The mix of people to be found at these pre-construction sales runs the gamut from profit seeking speculators to those genuinely interested in purchasing a new home. The big selling point is that by buying right away, money will be saved on the purchase overall. For speculators, that means more profit while homeowners look for a much better price.

The big question is, does buying a pre-construction condo really save money in the end? Well, in a word, the answer is yes.

Some people look at pre-construction condo buying as a risk; after all, they think, what if the condo does not end up being built? What if the promised amenities are no longer included?

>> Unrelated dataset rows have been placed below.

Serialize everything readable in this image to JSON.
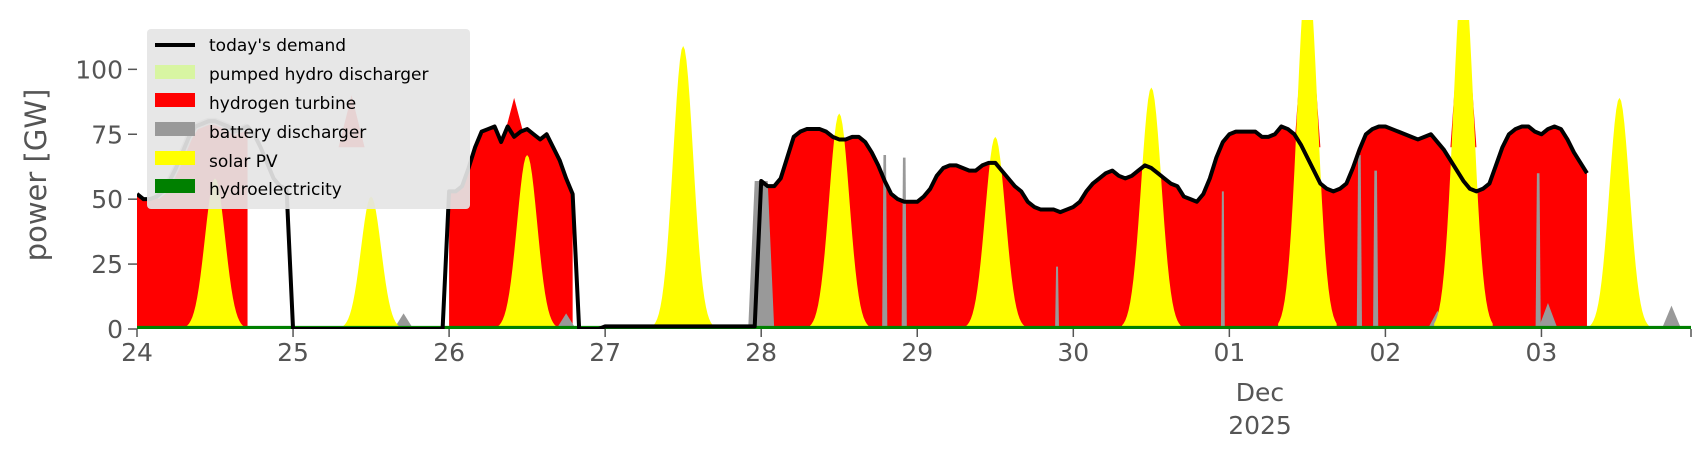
{
  "chart_data": {
    "type": "area",
    "ylabel": "power [GW]",
    "ylim": [
      0,
      119
    ],
    "yticks": [
      0,
      25,
      50,
      75,
      100
    ],
    "xlim": [
      0,
      239
    ],
    "xticks": [
      {
        "x": 0,
        "label": "24"
      },
      {
        "x": 24,
        "label": "25"
      },
      {
        "x": 48,
        "label": "26"
      },
      {
        "x": 72,
        "label": "27"
      },
      {
        "x": 96,
        "label": "28"
      },
      {
        "x": 120,
        "label": "29"
      },
      {
        "x": 144,
        "label": "30"
      },
      {
        "x": 168,
        "label": "01"
      },
      {
        "x": 192,
        "label": "02"
      },
      {
        "x": 216,
        "label": "03"
      }
    ],
    "month_label": "Dec",
    "year_label": "2025",
    "legend_position": "upper-left",
    "grid": false,
    "colors": {
      "demand": "#000000",
      "pumped_hydro": "#d8f5a2",
      "hydrogen": "#ff0000",
      "battery": "#999999",
      "solar": "#ffff00",
      "hydro": "#008000",
      "text": "#555555",
      "legend_bg": "#e5e5e5"
    },
    "series": [
      {
        "key": "hydro",
        "name": "hydroelectricity"
      },
      {
        "key": "solar",
        "name": "solar PV"
      },
      {
        "key": "battery",
        "name": "battery discharger"
      },
      {
        "key": "hydrogen",
        "name": "hydrogen turbine"
      },
      {
        "key": "pumped_hydro",
        "name": "pumped hydro discharger"
      },
      {
        "key": "demand",
        "name": "today's demand"
      }
    ],
    "demand_hourly": [
      52,
      50,
      50,
      51,
      53,
      57,
      62,
      68,
      74,
      78,
      79,
      80,
      80,
      79,
      78,
      76,
      77,
      78,
      75,
      70,
      64,
      58,
      55,
      54,
      0,
      0,
      0,
      0,
      0,
      0,
      0,
      0,
      0,
      0,
      0,
      0,
      0,
      0,
      0,
      0,
      0,
      0,
      0,
      0,
      0,
      0,
      0,
      0,
      53,
      53,
      55,
      62,
      70,
      76,
      77,
      78,
      72,
      78,
      74,
      76,
      77,
      75,
      73,
      75,
      70,
      65,
      58,
      52,
      0,
      0,
      0,
      0,
      1,
      1,
      1,
      1,
      1,
      1,
      1,
      1,
      1,
      1,
      1,
      1,
      1,
      1,
      1,
      1,
      1,
      1,
      1,
      1,
      1,
      1,
      1,
      1,
      57,
      55,
      55,
      58,
      66,
      74,
      76,
      77,
      77,
      77,
      76,
      74,
      73,
      73,
      74,
      74,
      72,
      68,
      63,
      57,
      52,
      50,
      49,
      49,
      49,
      51,
      54,
      59,
      62,
      63,
      63,
      62,
      61,
      61,
      63,
      64,
      64,
      61,
      58,
      55,
      53,
      49,
      47,
      46,
      46,
      46,
      45,
      46,
      47,
      49,
      53,
      56,
      58,
      60,
      61,
      59,
      58,
      59,
      61,
      63,
      62,
      60,
      58,
      56,
      55,
      51,
      50,
      49,
      52,
      58,
      66,
      72,
      75,
      76,
      76,
      76,
      76,
      74,
      74,
      75,
      78,
      77,
      75,
      71,
      66,
      61,
      56,
      54,
      53,
      54,
      56,
      62,
      69,
      75,
      77,
      78,
      78,
      77,
      76,
      75,
      74,
      73,
      74,
      75,
      72,
      69,
      65,
      61,
      57,
      54,
      53,
      54,
      56,
      63,
      70,
      75,
      77,
      78,
      78,
      76,
      75,
      77,
      78,
      77,
      73,
      68,
      64,
      60
    ],
    "disconnected_windows": [
      [
        17.5,
        30.5
      ],
      [
        72,
        96
      ]
    ],
    "solar_peaks": [
      {
        "x": 12,
        "peak": 58
      },
      {
        "x": 36,
        "peak": 51
      },
      {
        "x": 60,
        "peak": 67
      },
      {
        "x": 84,
        "peak": 109
      },
      {
        "x": 108,
        "peak": 83
      },
      {
        "x": 132,
        "peak": 74
      },
      {
        "x": 156,
        "peak": 93
      },
      {
        "x": 180,
        "peak": 140
      },
      {
        "x": 204,
        "peak": 140
      },
      {
        "x": 228,
        "peak": 89
      }
    ],
    "battery_spikes": [
      {
        "x": 96,
        "width": 4,
        "peak": 57
      },
      {
        "x": 115,
        "width": 0.8,
        "peak": 67
      },
      {
        "x": 118,
        "width": 0.8,
        "peak": 66
      },
      {
        "x": 141.5,
        "width": 0.6,
        "peak": 24
      },
      {
        "x": 167,
        "width": 0.6,
        "peak": 53
      },
      {
        "x": 188,
        "width": 0.8,
        "peak": 67
      },
      {
        "x": 190.5,
        "width": 0.8,
        "peak": 61
      },
      {
        "x": 215.5,
        "width": 0.8,
        "peak": 60
      }
    ],
    "hydrogen_overshoots": [
      {
        "x": 33,
        "peak": 90
      },
      {
        "x": 58,
        "peak": 89
      },
      {
        "x": 180,
        "peak": 140
      },
      {
        "x": 204,
        "peak": 140
      }
    ],
    "hydro_level": 1.2
  }
}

The fact of the matter is that in this case, the term 'buying' really is a bit misleading. You are not in fact buying when you express interest with a developer in a condo; you are receiving a place in line that guarantees you a home once the project is developed. The price you pay is in fact a deposit, one that can and will be refunded if you choose not to sign in the end.

Of course, there are some factors that may mean you pay more money for the condo in the long run than you intended, although most of the time the cost won't add up to the same amount those who purchase later will pay. For example, the deposit is typically around 10% of the asking price of the condo, and that can mean you start paying interest earlier than you had planned. In order to determine if this means you lost money on the deal you will have to see what the price goes up to after the reservations are in place, and calculate your monthly interest payments to the date when you would move in had you waited.

Another way in which purchasing a pre-construction condo may cost you money is if the condos do not sell well. In this case a developer may drop prices below what they projected; you might actually lose two ways here, one by not getting that lower price and another because your condo suddenly depreciate. Of course, this is a very rare occurrence, particularly in areas where condos are in very high demand.